The US Industrial economy continued to ease last week (if pipeline scheduling is correct), while consumer spending surged.
The Production Index (In terms of its 28-day moving average of gas-flow scheduling into US industrial facilities) had its third decline in a row, easing to 121.2 (vs last weeks 121.9). In its dailies (raw, non-seasonally adjusted flows) the week had a soft-to-flat look throughout.
Different story on the consumption side, with the Consumption Index surging to a record high (its fourth weekly gain in a row), gaining to 150.6 (from last weeks 147.1). In its dailies the week started soft in its raw (non-seasonally adjusted) numbers then took off starting on Monday and especially Tuesday.
The Inventories measure (the cumulative weekly difference between the Production Index and the Consumption Index) again continued in its long-term decline.
Overall, the recovery continues to appear strongly supported by elevated consumer-spending, an uncharacteristically-large lead in the Consumption Index over the Production Index, and continuing declines in the Inventories measure.

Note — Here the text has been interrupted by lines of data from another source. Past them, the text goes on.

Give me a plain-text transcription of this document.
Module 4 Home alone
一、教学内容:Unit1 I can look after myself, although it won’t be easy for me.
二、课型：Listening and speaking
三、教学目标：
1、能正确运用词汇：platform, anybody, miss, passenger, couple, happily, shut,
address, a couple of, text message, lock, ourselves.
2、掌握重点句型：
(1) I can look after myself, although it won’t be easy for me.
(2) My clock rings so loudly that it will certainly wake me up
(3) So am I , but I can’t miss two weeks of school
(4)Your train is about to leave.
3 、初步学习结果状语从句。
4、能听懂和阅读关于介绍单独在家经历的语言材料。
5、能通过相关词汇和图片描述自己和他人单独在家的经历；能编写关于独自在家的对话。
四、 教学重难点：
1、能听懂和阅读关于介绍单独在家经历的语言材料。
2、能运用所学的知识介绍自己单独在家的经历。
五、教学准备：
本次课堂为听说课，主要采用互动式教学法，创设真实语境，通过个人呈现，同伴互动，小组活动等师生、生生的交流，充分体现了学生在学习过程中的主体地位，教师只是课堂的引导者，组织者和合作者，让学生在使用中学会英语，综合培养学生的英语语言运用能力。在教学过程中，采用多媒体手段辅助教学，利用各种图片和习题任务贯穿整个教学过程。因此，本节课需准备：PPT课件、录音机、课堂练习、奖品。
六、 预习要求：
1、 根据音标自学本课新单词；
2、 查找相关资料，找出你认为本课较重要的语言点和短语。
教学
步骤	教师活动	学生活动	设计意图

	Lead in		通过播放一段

I suspect first-quarter results (due out starting in about 3 weeks) are going to be exceptionally strong, as large gaps (in the past) of consumption over production have generally been consistent (in the modeling) with large jumps in profitability. And that gap is widening near the end of the quarter... probably to add to optimism as CEO's prepare their comments toward the 2nd quarter.
There is a "teeter-totter" like effect behind all this (and those following this blog for some time have undoubtedly picked up on this) in that the Production Index often moves conversely to the direction of the Consumption Index, and I have postulated in the past that those "converse" moves are often politically-driven... with positive effects to the Productive end of US society (and negative effects to the Consumptive end of US society) when Republicans (perceived as representing business & investor interests) get their way...and positive effects to the Consumptive end of US society (and negative effects to the Productive end of US society) when Democrats (perceived as representing consumer interests) get their way.
We are now in a phase (have been the past 3 weeks) where that teeter-totter is strongly tipped in the consumers direction (thanks also both to accommodative Federal Reserve policy and stimulative governmental policy), which is consistent with good corporate profitability. (the direction of the "fulcrum" (mid-point) of that "teeter-totter" would also strongly consistent with economic direction in past data).
Also consistent in past data when the economic "teeter-totter" gets tipped strongly in the consumers direction (as it is today) is a bit of inflationary pressure and commodity-bullishness... which we are also seeing a little bit of in here too.